THE Reagan administration has long argued that the Nicaraguan government must become more democratic. Managua now faces a fresh opportunity in the new United States peace plan drafted by House Speaker Jim Wright and warmly embraced by the White House. The bipartisan proposal offers to delay the White House request for new aid to the contras in exchange for Sandinista acceptance of a cease-fire and democratic reforms. Though we concede to the skepticism being voiced in some quarters of Congress as well as in Latin America, on its face the plan represents commendable progress in White House thinking on Nicaragua:
The initiative marks a significant turn toward diplomacy and negotiation by an administration which had long insisted that only military pressure could force needed changes in Managua.
The administration's effort to get bipartisan backing for the proposal makes good sense; it may have influenced Nicaraguan President Daniel Ortega Saavedra's prompt decision to respond with a bid to the US for unconditional talks.
Congressman Wright deserves praise for his well-reasoned comments to date about the possibility of extending the plan's timetable beyond the current limit, his readiness to call the plan a variation of the Arias proposal, and for the promise he won from the White House to limit verbal barbs aimed at the Sandinistas and congressional critics during this early period.

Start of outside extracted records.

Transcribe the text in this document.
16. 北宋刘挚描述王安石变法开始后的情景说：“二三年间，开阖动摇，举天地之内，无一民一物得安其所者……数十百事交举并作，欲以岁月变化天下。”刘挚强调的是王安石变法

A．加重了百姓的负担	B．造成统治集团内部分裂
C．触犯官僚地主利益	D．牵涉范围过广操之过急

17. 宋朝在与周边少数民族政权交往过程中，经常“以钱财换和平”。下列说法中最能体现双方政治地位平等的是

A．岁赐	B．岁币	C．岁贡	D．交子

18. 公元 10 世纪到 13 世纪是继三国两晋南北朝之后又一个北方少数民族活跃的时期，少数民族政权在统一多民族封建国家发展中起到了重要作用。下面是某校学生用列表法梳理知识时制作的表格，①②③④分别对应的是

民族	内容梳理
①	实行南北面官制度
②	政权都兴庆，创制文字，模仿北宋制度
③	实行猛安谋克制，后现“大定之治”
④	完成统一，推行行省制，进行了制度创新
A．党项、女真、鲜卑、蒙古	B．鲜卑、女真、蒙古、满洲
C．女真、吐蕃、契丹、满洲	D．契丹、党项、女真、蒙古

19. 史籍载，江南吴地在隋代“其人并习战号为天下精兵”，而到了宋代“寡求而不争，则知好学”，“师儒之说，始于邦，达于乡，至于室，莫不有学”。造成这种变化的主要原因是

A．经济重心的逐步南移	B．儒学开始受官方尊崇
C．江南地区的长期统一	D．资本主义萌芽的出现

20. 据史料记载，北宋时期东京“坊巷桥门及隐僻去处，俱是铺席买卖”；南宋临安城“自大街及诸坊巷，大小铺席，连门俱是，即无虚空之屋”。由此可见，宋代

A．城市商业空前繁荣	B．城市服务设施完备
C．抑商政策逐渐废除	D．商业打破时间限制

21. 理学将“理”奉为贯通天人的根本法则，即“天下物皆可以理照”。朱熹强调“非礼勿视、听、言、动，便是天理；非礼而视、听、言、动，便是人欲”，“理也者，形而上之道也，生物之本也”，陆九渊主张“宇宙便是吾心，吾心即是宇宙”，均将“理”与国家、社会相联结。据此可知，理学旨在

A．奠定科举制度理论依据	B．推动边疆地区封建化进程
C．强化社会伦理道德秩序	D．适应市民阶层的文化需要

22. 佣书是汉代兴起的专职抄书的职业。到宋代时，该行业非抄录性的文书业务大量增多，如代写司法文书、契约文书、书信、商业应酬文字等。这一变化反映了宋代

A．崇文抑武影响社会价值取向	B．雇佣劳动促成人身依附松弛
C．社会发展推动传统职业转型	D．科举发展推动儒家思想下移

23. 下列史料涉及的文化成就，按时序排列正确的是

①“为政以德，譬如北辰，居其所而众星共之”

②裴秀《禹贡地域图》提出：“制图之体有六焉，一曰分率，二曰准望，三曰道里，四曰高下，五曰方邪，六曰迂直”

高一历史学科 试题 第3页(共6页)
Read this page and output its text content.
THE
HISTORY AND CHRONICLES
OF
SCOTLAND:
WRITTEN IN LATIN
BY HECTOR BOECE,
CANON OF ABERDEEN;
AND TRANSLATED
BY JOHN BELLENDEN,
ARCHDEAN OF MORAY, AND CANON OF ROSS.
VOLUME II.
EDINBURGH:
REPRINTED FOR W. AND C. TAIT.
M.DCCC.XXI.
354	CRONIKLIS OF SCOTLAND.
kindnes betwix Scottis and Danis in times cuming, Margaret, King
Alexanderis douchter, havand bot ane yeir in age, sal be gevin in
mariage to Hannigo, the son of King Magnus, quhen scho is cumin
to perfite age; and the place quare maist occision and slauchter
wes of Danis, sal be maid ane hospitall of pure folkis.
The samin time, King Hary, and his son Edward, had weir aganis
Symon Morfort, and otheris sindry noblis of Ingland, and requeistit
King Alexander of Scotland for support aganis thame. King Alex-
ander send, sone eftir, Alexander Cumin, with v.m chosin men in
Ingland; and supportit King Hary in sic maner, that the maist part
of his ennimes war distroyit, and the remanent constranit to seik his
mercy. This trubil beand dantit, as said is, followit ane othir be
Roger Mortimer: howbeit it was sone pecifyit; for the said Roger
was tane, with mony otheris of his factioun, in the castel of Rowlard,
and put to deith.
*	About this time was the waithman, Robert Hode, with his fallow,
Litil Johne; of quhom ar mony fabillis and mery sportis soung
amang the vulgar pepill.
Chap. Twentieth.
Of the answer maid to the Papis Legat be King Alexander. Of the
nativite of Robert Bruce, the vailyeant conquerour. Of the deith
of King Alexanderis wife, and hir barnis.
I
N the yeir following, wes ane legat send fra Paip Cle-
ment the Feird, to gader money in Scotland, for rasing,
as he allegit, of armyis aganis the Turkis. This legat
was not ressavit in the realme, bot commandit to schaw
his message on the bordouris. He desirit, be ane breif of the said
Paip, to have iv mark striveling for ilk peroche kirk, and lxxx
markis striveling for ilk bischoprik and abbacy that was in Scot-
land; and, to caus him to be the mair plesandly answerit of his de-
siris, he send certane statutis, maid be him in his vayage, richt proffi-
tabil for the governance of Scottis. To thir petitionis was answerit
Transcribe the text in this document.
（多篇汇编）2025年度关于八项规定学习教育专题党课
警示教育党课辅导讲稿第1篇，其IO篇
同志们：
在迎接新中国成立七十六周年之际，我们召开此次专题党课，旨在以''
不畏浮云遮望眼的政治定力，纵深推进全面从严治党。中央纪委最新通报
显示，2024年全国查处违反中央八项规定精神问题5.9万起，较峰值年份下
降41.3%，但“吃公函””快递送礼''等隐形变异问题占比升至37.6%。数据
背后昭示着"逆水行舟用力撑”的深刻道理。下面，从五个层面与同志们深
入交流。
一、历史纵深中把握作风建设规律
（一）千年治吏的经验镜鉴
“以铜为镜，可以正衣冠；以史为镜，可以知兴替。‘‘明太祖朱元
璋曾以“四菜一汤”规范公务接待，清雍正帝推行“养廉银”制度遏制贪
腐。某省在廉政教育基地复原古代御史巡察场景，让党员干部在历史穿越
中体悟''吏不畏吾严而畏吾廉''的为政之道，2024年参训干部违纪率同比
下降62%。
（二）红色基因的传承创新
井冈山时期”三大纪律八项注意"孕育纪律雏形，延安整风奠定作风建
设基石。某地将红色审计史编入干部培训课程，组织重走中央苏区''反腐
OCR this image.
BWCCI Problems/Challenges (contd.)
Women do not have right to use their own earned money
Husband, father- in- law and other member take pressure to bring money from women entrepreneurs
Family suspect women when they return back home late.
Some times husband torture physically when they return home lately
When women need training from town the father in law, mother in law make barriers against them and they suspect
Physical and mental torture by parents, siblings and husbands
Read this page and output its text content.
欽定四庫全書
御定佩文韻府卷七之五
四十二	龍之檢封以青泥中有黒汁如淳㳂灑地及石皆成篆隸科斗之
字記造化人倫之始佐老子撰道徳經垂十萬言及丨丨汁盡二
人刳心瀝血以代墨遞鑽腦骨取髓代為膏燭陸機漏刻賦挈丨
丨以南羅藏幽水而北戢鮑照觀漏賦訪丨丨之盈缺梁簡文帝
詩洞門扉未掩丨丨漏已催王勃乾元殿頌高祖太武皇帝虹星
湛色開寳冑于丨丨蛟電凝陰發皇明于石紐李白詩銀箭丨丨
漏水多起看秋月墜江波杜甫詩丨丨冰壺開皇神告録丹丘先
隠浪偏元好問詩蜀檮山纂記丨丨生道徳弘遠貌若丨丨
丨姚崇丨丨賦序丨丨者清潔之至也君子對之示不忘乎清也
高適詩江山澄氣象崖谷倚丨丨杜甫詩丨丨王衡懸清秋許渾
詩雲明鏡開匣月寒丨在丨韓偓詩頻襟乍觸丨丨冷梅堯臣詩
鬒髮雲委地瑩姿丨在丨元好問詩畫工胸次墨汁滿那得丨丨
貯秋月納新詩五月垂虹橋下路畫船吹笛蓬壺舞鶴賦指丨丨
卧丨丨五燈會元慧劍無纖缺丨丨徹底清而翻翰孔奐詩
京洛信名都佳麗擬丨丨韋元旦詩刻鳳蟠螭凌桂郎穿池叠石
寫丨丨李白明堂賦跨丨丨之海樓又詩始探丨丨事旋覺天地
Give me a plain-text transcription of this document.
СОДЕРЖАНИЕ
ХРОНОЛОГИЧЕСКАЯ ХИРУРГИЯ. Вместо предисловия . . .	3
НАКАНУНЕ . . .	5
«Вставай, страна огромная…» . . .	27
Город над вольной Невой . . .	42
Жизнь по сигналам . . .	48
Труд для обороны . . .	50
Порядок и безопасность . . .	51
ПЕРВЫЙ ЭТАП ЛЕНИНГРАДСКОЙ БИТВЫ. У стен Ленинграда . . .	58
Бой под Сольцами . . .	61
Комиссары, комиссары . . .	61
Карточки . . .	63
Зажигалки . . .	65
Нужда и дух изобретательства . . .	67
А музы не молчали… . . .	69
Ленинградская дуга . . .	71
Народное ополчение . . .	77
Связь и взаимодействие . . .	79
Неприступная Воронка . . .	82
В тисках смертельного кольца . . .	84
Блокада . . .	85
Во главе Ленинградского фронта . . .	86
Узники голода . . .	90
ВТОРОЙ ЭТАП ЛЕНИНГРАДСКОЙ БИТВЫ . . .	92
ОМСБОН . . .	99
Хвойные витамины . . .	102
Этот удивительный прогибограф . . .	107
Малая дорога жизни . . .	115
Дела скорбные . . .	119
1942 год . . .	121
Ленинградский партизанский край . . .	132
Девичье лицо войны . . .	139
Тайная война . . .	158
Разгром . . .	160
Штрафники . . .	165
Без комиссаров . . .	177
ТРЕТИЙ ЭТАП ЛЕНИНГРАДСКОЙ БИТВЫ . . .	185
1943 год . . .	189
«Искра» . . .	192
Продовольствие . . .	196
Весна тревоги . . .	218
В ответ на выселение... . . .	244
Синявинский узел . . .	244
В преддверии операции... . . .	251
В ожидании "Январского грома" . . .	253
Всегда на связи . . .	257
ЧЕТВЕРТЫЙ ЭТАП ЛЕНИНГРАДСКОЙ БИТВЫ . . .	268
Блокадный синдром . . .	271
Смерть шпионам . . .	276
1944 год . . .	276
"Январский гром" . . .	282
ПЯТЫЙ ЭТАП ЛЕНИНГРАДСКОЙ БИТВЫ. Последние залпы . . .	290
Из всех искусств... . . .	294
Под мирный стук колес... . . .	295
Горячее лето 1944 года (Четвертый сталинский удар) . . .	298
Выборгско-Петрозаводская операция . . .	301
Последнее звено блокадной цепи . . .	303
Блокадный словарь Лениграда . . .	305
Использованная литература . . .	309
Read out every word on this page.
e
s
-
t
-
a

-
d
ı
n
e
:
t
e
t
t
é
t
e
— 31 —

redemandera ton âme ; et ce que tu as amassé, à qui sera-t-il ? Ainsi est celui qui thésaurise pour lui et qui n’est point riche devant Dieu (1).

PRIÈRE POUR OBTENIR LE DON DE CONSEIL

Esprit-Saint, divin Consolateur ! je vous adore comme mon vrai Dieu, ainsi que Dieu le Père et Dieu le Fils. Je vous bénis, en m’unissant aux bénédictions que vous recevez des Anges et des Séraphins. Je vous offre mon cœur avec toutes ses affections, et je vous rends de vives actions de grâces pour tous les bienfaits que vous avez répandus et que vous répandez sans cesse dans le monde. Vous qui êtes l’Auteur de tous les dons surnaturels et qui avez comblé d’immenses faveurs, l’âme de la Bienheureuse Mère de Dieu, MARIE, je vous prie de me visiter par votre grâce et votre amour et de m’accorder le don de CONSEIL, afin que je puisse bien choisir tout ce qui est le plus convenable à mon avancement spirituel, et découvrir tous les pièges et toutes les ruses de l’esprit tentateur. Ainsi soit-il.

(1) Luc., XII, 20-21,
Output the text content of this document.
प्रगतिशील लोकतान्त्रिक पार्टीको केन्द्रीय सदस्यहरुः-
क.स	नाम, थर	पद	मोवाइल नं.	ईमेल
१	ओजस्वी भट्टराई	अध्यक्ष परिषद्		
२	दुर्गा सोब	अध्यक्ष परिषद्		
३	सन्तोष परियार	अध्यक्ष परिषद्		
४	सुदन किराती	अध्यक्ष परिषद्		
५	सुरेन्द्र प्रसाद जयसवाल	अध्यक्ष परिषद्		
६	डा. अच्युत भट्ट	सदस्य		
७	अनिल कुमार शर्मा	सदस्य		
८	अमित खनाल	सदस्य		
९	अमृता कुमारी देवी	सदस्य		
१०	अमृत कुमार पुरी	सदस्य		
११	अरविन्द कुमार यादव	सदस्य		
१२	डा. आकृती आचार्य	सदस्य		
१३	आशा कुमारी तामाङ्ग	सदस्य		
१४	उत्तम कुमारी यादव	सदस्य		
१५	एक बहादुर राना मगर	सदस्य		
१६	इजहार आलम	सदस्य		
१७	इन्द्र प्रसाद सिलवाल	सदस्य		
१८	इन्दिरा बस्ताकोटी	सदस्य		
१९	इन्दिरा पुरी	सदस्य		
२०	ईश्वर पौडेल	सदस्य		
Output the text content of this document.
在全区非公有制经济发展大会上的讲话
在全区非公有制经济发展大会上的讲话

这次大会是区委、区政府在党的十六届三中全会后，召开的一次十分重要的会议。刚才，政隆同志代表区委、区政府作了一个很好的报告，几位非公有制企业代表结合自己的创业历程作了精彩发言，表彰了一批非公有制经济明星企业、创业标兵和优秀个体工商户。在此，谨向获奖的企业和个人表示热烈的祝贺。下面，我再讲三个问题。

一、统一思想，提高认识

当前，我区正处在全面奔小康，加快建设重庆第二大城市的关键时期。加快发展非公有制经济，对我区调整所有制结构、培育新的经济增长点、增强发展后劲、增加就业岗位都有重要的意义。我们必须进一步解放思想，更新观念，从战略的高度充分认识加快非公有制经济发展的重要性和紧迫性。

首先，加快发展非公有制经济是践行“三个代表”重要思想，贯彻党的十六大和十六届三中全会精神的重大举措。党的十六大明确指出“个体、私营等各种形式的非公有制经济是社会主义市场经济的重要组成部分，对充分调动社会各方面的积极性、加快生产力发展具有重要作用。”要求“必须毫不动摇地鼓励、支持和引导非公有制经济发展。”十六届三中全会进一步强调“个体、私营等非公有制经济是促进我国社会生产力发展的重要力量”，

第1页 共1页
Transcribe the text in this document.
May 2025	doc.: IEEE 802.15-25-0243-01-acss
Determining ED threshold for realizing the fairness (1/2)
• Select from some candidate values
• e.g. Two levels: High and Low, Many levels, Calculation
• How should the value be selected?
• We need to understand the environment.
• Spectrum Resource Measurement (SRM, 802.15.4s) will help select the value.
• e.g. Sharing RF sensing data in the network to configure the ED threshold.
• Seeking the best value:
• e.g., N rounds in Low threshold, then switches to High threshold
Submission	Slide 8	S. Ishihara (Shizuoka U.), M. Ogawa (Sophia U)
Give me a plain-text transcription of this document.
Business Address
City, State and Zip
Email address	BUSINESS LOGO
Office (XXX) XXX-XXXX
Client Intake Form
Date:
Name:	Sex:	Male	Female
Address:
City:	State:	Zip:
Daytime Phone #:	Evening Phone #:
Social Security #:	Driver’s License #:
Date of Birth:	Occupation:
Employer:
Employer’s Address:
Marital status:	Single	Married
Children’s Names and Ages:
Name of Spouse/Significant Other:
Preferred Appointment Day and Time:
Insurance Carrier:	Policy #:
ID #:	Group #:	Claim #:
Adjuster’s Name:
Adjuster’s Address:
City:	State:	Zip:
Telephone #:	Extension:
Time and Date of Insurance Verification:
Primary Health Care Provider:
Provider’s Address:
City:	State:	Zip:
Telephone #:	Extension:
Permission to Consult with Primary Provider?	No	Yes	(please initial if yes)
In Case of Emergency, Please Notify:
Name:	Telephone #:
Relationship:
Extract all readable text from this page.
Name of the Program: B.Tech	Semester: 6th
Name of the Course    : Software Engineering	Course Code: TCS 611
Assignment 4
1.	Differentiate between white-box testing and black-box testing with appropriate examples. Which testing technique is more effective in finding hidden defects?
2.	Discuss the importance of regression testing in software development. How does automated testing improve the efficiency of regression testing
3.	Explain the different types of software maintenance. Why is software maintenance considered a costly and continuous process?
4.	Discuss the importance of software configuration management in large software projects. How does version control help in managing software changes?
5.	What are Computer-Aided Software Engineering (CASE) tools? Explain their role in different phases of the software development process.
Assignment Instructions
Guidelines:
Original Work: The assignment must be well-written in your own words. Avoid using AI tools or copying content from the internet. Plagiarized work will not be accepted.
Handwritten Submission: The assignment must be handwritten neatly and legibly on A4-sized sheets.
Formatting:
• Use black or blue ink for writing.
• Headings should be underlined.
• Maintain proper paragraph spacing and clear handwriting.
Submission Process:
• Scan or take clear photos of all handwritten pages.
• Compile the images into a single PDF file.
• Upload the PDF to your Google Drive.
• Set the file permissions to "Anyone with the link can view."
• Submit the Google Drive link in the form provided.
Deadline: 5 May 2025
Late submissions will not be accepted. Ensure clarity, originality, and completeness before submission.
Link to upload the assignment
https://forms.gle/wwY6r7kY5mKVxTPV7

A new administration willingness to compromise is also welcome. The giving up by the White House of its insistence that the contras must be direct participants in Nicaragua's internal political talks is a case in point. So is White House readiness to let the US take part in regional security talks.
Still, many on Capitol Hill remain skeptical about the timing of the plan and about the administration's motives and strategy.
Offered just at the close of the Capitol Hill Iran-contra hearings and just before the White House was to make its new contra aid request, the plan is viewed by some as likely to fail and, in the process, garner more congressional support for contra aid.
Announcement of the plan just before the Guatemalan summit of Central American leaders on the Arias plan and the apparent lack of any advance effort to consult US allies in that group suggest further that the US proposals are largely politically driven.
That said, we still hope that the plan succeeds. Numerous specifics will need to be answered. These include what happens to the contras and their arms during an in-place cease-fire.
How much progress toward democracy would satisfy the US? Washington should make some clearer distinctions between Nicaragua's internal and external political behavior. The main concern of the US and its allies should be to see that Nicaragua keeps its Marxist variation of government well within its own borders. The US must continue to weigh the differences between what it would like to see happen and what it can realistically expect. No government is likely to negotiate its withdrawal from power.
The administration's proposal is more forthcoming than any offered before. Even if it should fail, the outcome must not be allowed to write the final chapter to diplomatic efforts. At issue is willingness to compromise; negotiation remains a workable tool for such efforts. Congress and the White House deserve credit for their effort to move the process forward.